Myocardial infarction (MI) is now classified into five pathophysiological subtypes by the Universal Definition of MI task force. Type 1 MI is caused by a coronary thrombus. Type 2 MI is caused by a mismatch in myocardial oxygen supply-and-demand in the absence of coronary thrombosis. These subtypes may have specific clinical phenotypes and different clinical outcomes suggested by small single-center analyses. Using the U.S. National Readmissions Database, the authors compared characteristics and outcomes of type 2 (n = 37,765; 17%) versus type 1 (n = 216,657; 83%) myocardial infarction patients. Patients with type 2 were: older (71 vs. 69 yr; P < 0.001), more likely to be female (47% vs. 40%; P < 0.001), have heart failure (28% vs. 11%; P < 0.001), kidney disease (36% vs. 26%; P < 0.001), or atrial fibrillation (31% vs. 21%; P < 0.001); but had lower rates of coronary angiography (11% vs. 57%; P < 0.001), percutaneous coronary intervention (2% vs. 39%; P < 0.001), and coronary artery bypass grafting (0.4% vs. 7.8%; P < 0.001); and a lower risk of in-hospital mortality (adjusted odds ratio, 0.57 [95% CI, 0.54 to 0.60]).
Take home message: The first national analysis of type 2 myocardial infarction, with the largest cohort size to date, confirms previous smaller analyses suggesting a specific cardiovascular phenotype and that in contrast to type 1 myocardial infarction management strategies remain very heterogeneous.
Primordial GATA6 macrophages function as extravascular platelets in sterile injury. Science 2021; 371:eabe0595. PMID: 33674464.

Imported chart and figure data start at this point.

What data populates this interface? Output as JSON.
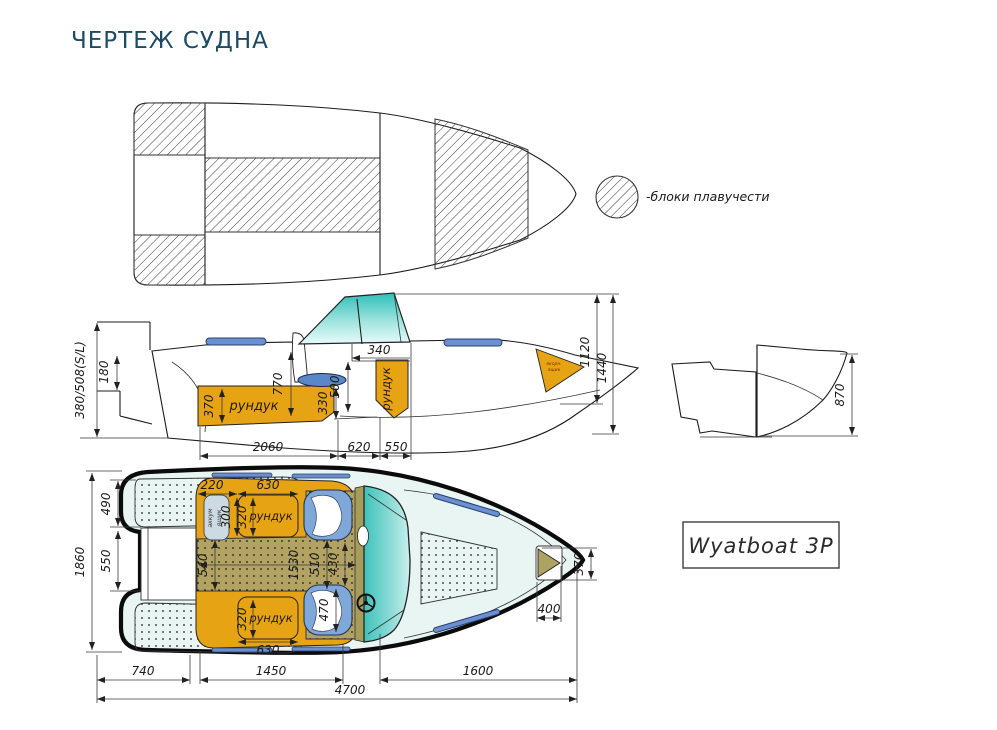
{
  "page": {
    "title": "ЧЕРТЕЖ СУДНА"
  },
  "legend": {
    "label": "-блоки плавучести"
  },
  "badge": {
    "model": "Wyatboat 3P"
  },
  "side": {
    "locker_stern": "рундук",
    "locker_bow": "рундук",
    "anchor_line1": "якорн.",
    "anchor_line2": "ящик",
    "d_transom": "380/508(S/L)",
    "d180": "180",
    "d370": "370",
    "d770": "770",
    "d330": "330",
    "d500": "500",
    "d340": "340",
    "d1120": "1120",
    "d1440": "1440",
    "d2060": "2060",
    "d620": "620",
    "d550": "550"
  },
  "transom": {
    "d870": "870"
  },
  "plan": {
    "locker_top": "рундук",
    "locker_bottom": "рундук",
    "battery_line1": "аккум",
    "battery_line2": "ящик",
    "d1860": "1860",
    "d490": "490",
    "d550": "550",
    "d220": "220",
    "d630_top": "630",
    "d300": "300",
    "d320_top": "320",
    "d540": "540",
    "d1530": "1530",
    "d510": "510",
    "d430": "430",
    "d470": "470",
    "d320_bottom": "320",
    "d630_bottom": "630",
    "d370": "370",
    "d400": "400",
    "d740": "740",
    "d1450": "1450",
    "d1600": "1600",
    "d4700": "4700"
  }
}
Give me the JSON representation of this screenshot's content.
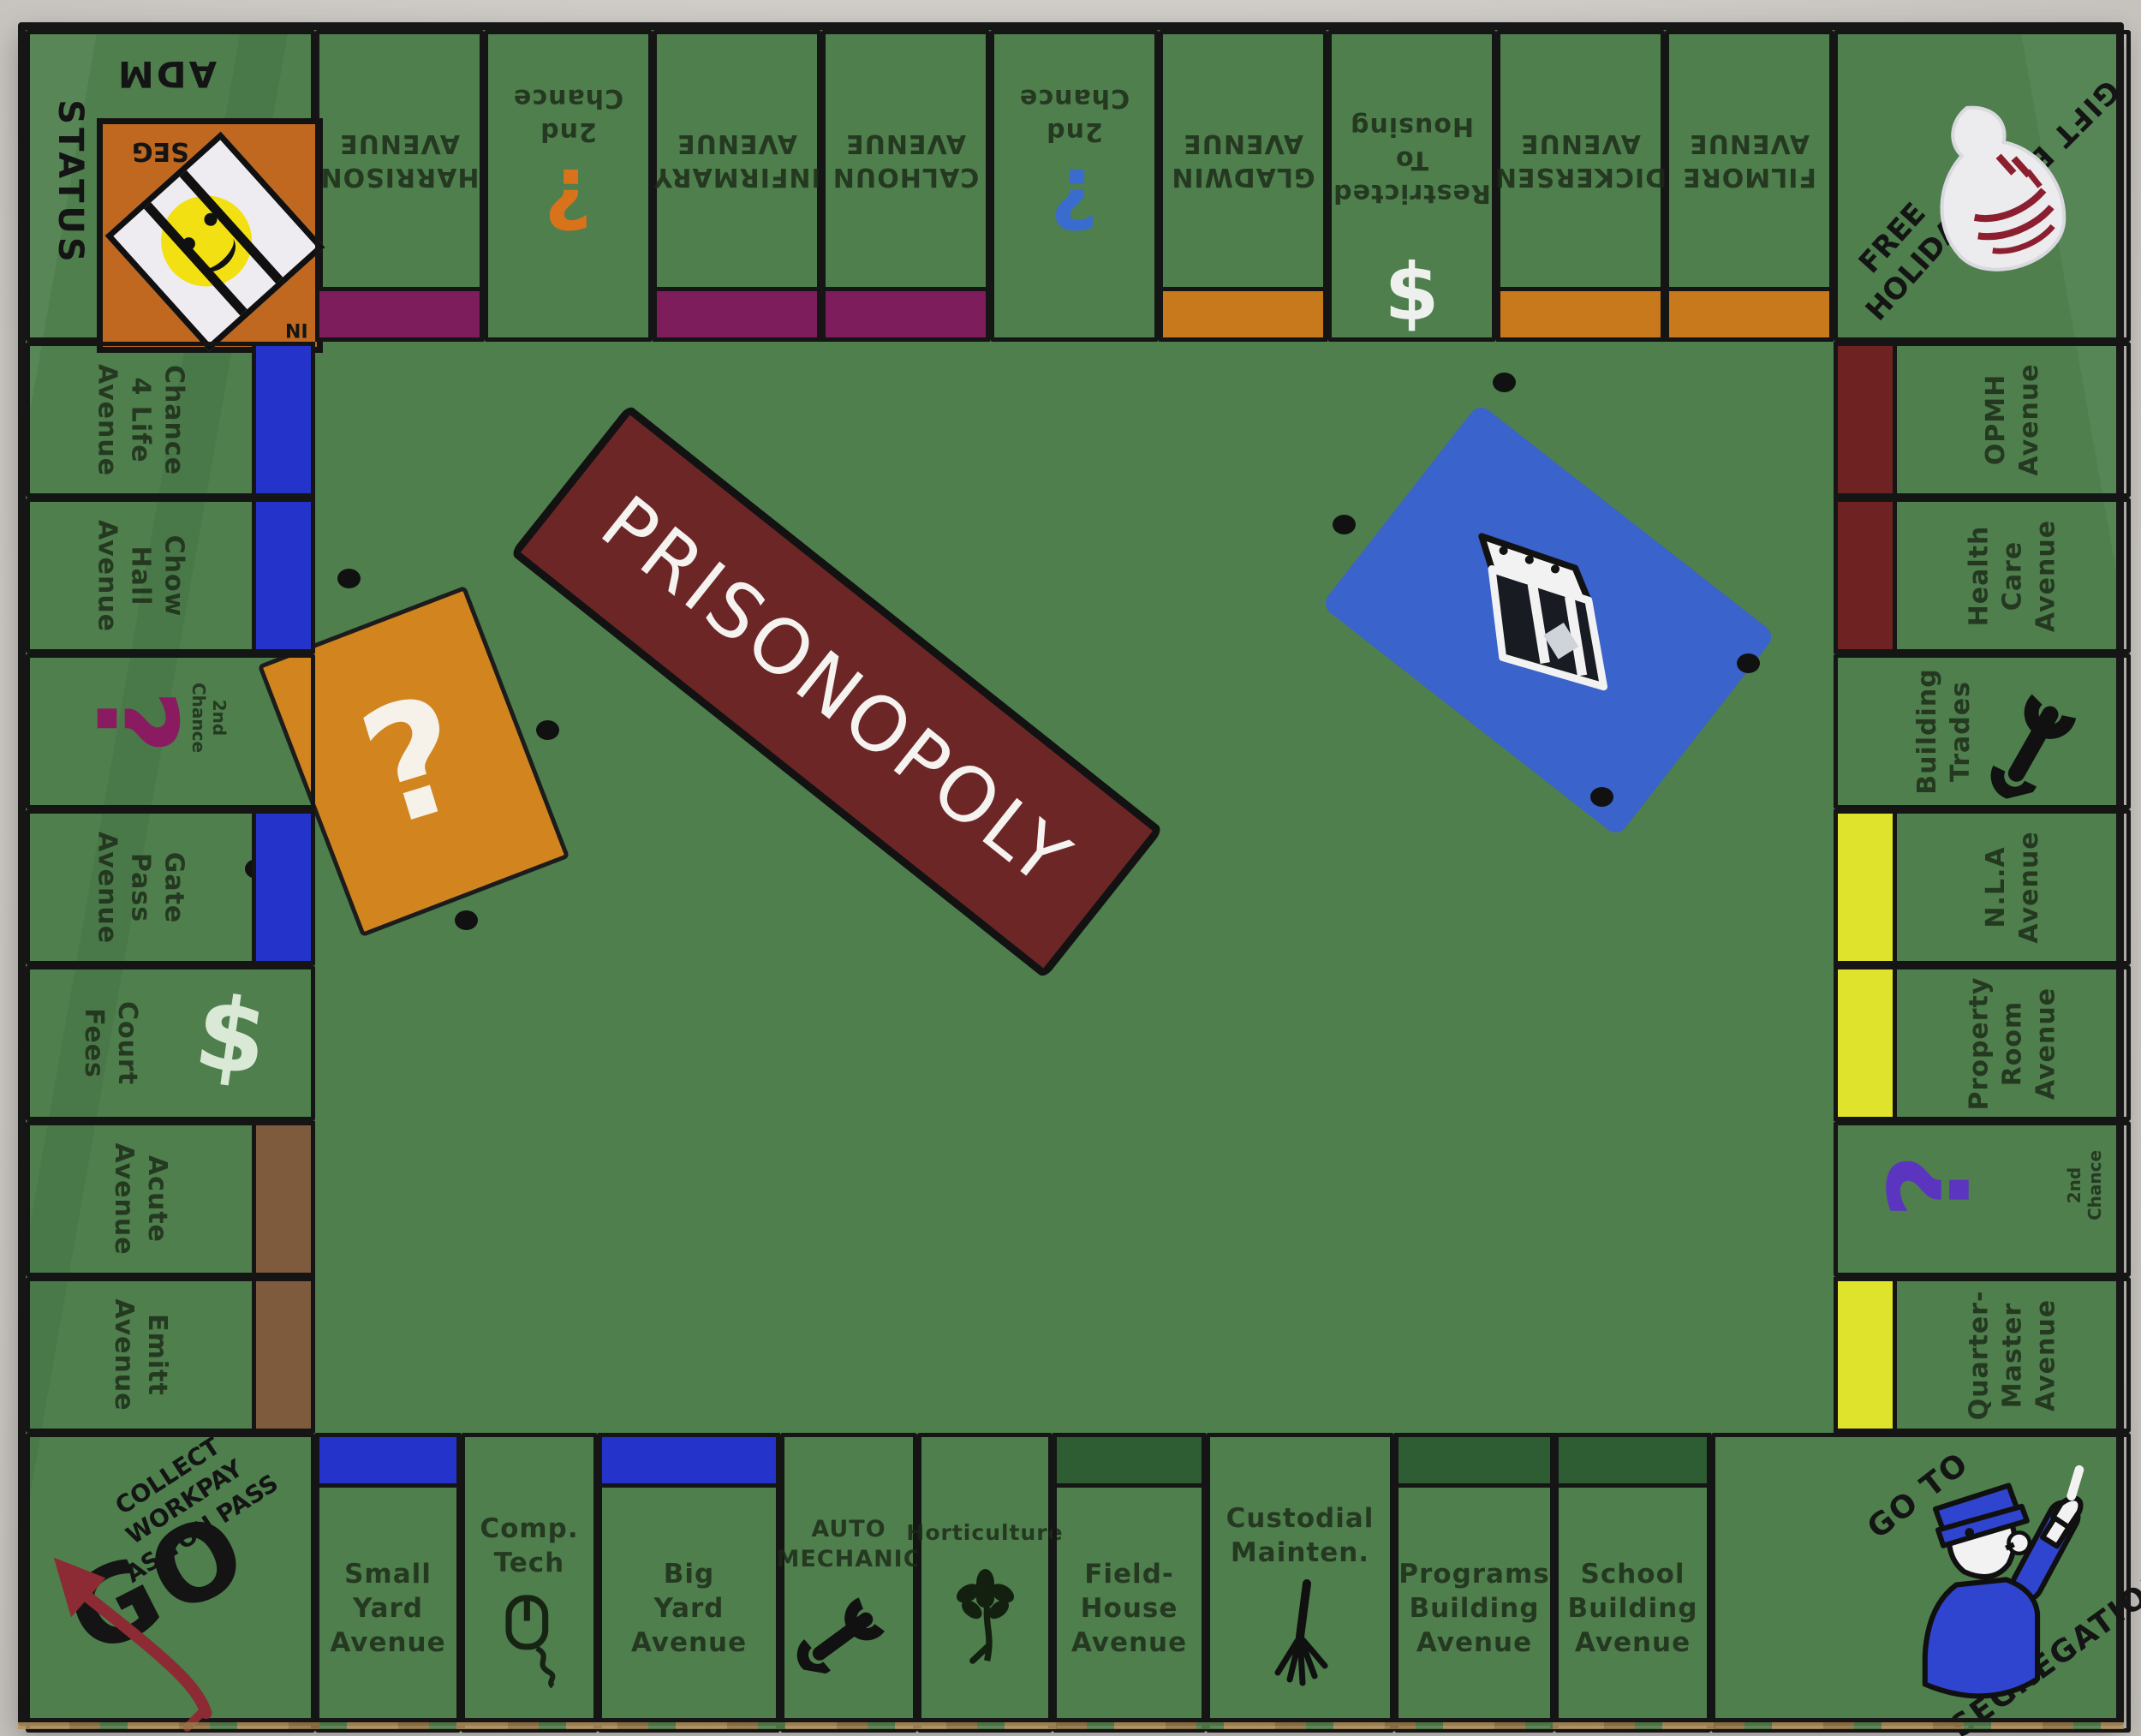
{
  "title": "PRISONOPOLY",
  "palette": {
    "photo_background": "#cfccc7",
    "board_green": "#4e7f4d",
    "line_black": "#161616",
    "bar_purple": "#7d1d5c",
    "bar_orange": "#c8791c",
    "bar_blue": "#2433c9",
    "bar_brown": "#7d5b3c",
    "bar_darkred": "#6e2222",
    "bar_yellow": "#dfe32b",
    "bar_darkgreen": "#2e5c33",
    "banner_red": "#6d2626",
    "card_orange": "#d2851f",
    "card_blue": "#3a63cb",
    "corner_square_orange": "#c06820",
    "arrow_red": "#8c2b33",
    "cop_blue": "#2f45cf",
    "question_orange": "#d8731c",
    "question_blue": "#3a6cd0",
    "question_magenta": "#8a1b60",
    "question_purple": "#5b35c0"
  },
  "corners": {
    "top_left": {
      "adm": "ADM",
      "status": "STATUS",
      "seg": "SEG",
      "in_label": "IN"
    },
    "top_right": {
      "free_holiday": "FREE\nHOLIDAY",
      "gift_bag": "GIFT BAG"
    },
    "bottom_left": {
      "collect": "COLLECT\nWORKPAY\nAS YOU PASS",
      "go": "GO"
    },
    "bottom_right": {
      "go_to": "GO TO",
      "segregation": "SEGREGATION"
    }
  },
  "top_row": [
    {
      "label": "HARRISON\nAVENUE",
      "bar": "purple"
    },
    {
      "label": "2nd\nChance",
      "icon": "question-mark",
      "icon_char": "?"
    },
    {
      "label": "INFIRMARY\nAVENUE",
      "bar": "purple"
    },
    {
      "label": "CALHOUN\nAVENUE",
      "bar": "purple"
    },
    {
      "label": "2nd\nChance",
      "icon": "question-mark",
      "icon_char": "?"
    },
    {
      "label": "GLADWIN\nAVENUE",
      "bar": "orange"
    },
    {
      "label": "Restricted\nTo\nHousing",
      "icon": "dollar-sign",
      "icon_char": "$"
    },
    {
      "label": "DICKERSEN\nAVENUE",
      "bar": "orange"
    },
    {
      "label": "FILMORE\nAVENUE",
      "bar": "orange"
    }
  ],
  "left_col": [
    {
      "label": "Chance\n4 Life\nAvenue",
      "bar": "blue"
    },
    {
      "label": "Chow\nHall\nAvenue",
      "bar": "blue"
    },
    {
      "label": "2nd\nChance",
      "icon": "question-mark",
      "icon_char": "?"
    },
    {
      "label": "Gate\nPass\nAvenue",
      "bar": "blue"
    },
    {
      "label": "Court\nFees",
      "icon": "dollar-sign",
      "icon_char": "$"
    },
    {
      "label": "Acute\nAvenue",
      "bar": "brown"
    },
    {
      "label": "Emitt\nAvenue",
      "bar": "brown"
    }
  ],
  "right_col": [
    {
      "label": "OPMH\nAvenue",
      "bar": "darkred"
    },
    {
      "label": "Health\nCare\nAvenue",
      "bar": "darkred"
    },
    {
      "label": "Building\nTrades",
      "icon": "wrench"
    },
    {
      "label": "N.L.A\nAvenue",
      "bar": "yellow"
    },
    {
      "label": "Property\nRoom\nAvenue",
      "bar": "yellow"
    },
    {
      "label": "2nd\nChance",
      "icon": "question-mark",
      "icon_char": "?"
    },
    {
      "label": "Quarter-\nMaster\nAvenue",
      "bar": "yellow"
    }
  ],
  "bottom_row": [
    {
      "label": "Small\nYard\nAvenue",
      "bar": "blue"
    },
    {
      "label": "Comp.\nTech",
      "icon": "computer-mouse"
    },
    {
      "label": "Big\nYard\nAvenue",
      "bar": "blue"
    },
    {
      "label": "AUTO\nMECHANIC",
      "icon": "wrench"
    },
    {
      "label": "Horticulture",
      "icon": "flower"
    },
    {
      "label": "Field-\nHouse\nAvenue",
      "bar": "darkgreen"
    },
    {
      "label": "Custodial\nMainten.",
      "icon": "rake"
    },
    {
      "label": "Programs\nBuilding\nAvenue",
      "bar": "darkgreen"
    },
    {
      "label": "School\nBuilding\nAvenue",
      "bar": "darkgreen"
    }
  ],
  "center": {
    "banner_text": "PRISONOPOLY",
    "chance_question_mark": "?"
  }
}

The pathogenesis of intraperitoneal adhesions, which are associated with significant clinical morbidity, is not well understood. Using inverted multiphoton intravital microscopy with highly sensitive detectors in a murine model (peritoneal pouch models with transmethothelial laser injury), this investigation found that fluorescence-labeled GATA6+ (a transcription factor) macrophages are abundantly present in the peritoneal fluid and passively transverse the peritoneal cavity in a respiration-dependent pattern, as they are recruited to sites of mesothelial injuries. Macrophage aggregation occurs rapidly within minutes similar to intravascular platelet aggregation and can be inhibited by EDTA and activated by adenosine triphosphate (ATP). Taking advantage of a targeted array of genetically modified mouse strains expressing fluorescence-labeled reporter proteins and knockout mouse models for specific cell adhesion proteins, the evolutionary conserved scavenger receptors MSR1 and MARCO, which recognize acetylated low-density lipoprotein but also bind a broad spectrum of polyanionic ligands with their positively charged cysteine-rich domains, were identified as major factors in macrophage super-aggregate formations (the precursor of peritoneal adhesions). Experiments with polyanionic molecules suggest that scavenger receptors of different macrophages bind to the same negatively charged polyanion bridging two adjacent macrophages.
Take home message: Inhibition of macrophage aggregation using scavenger receptor antagonists may be an attractive target to explore to prevent adhesions in the peritoneal cavity after surgery.